Heterogeneous pulmonary vein myocardial cell repolarization implications for reentry and triggered activity.

Background: Myocardial cells in the pulmonary veins (PVs) are thought to play a major role in the initiation and maintenance of atrial arrhythmias, including atrial fibrillation. However, systematic single-cell microelectrode recordings from different regions in intact PV-atrial tissues are lacking.
Objectives: The purpose of this study was to determine the transmembrane action potential properties of myocardial cells in different regions of the PV and the left atrium (LA) and assess their arrhythmogenic potential during perfusion with isoproterenol (ISO) and rapid atrial pacing.
Methods: Glass microelectrode recordings of action potentials were made from the left PV and the LA in Langendorff-perfused young (3-4 month) male rats (Fisher344) (n = 9).
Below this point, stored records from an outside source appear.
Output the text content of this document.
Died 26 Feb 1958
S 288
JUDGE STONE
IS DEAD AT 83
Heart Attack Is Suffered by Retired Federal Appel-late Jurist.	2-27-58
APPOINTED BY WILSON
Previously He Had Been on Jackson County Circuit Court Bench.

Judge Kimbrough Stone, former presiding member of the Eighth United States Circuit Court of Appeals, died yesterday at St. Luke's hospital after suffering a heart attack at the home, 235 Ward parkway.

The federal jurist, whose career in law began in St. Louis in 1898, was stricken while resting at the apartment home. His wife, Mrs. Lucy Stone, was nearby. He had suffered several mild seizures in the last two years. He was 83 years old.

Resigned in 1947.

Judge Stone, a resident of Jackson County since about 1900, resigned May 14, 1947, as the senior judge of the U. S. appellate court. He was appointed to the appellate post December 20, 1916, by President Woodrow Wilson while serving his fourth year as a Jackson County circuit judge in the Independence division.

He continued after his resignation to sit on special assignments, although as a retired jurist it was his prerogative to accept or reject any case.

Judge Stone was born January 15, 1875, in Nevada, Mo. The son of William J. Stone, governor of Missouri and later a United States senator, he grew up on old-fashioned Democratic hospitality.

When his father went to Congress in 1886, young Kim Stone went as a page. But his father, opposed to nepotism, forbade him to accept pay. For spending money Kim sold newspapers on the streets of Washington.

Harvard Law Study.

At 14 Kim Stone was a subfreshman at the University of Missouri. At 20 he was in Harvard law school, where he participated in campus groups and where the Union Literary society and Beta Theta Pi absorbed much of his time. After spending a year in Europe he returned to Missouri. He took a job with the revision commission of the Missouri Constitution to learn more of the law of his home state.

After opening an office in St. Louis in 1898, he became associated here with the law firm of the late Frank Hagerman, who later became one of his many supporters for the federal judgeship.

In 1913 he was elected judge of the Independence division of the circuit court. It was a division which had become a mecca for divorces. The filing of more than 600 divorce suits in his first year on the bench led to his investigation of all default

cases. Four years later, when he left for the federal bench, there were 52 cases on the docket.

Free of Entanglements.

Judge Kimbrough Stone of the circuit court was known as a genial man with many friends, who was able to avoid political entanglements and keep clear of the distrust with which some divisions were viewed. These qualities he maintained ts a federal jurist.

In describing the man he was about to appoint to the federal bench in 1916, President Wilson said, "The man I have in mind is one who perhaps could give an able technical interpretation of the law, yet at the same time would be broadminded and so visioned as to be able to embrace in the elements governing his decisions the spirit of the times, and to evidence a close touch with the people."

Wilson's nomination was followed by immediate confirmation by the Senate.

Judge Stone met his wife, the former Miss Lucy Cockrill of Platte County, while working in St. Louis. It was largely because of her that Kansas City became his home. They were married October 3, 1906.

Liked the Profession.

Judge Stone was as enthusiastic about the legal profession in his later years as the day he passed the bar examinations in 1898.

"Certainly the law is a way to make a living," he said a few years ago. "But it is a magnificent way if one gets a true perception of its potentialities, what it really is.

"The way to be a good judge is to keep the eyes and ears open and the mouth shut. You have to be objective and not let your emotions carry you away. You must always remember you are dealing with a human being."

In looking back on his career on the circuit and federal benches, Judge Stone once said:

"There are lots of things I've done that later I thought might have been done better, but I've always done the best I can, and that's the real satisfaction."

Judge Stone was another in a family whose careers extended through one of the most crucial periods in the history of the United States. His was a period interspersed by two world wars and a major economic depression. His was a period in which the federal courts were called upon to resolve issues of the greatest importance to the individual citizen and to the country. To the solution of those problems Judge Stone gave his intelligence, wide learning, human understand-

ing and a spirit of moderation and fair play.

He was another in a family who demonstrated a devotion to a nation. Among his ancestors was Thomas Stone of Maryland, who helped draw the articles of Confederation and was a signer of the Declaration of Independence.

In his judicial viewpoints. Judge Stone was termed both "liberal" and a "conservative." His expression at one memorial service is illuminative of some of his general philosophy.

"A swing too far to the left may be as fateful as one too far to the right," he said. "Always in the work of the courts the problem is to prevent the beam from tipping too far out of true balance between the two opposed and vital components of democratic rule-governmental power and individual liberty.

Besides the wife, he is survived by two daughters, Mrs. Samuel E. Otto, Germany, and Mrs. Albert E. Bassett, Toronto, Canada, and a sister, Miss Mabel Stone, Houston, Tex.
Results: Action potential duration (APD) of atrial and PV cells had similar duration at a pacing cycle length (CL) of 200 ms. However, shortening of the pacing CL to 100 ms led to heterogeneous repolarization of PV cells. Mid-PV cells had a significantly higher maximum slope of APD restitution than atrial or other PV sites. Intra-PV conduction block developed at rates when LA and proximal PV cells manifested 1:1 capture. Perfusion of ISO and rapid atrial pacing promoted the emergence of early afterdepolarization (EAD) and triggered beats in two out of nine tissues, causing premature atrial activation. No difference in resting potential or AP amplitude could be detected among the PV and LA cells.
Conclusions: PV myocardial cells develop marked heterogeneity in repolarization, and there is a slight ease of developing EAD and triggered activity in response to rapid pacing and ISO infusion.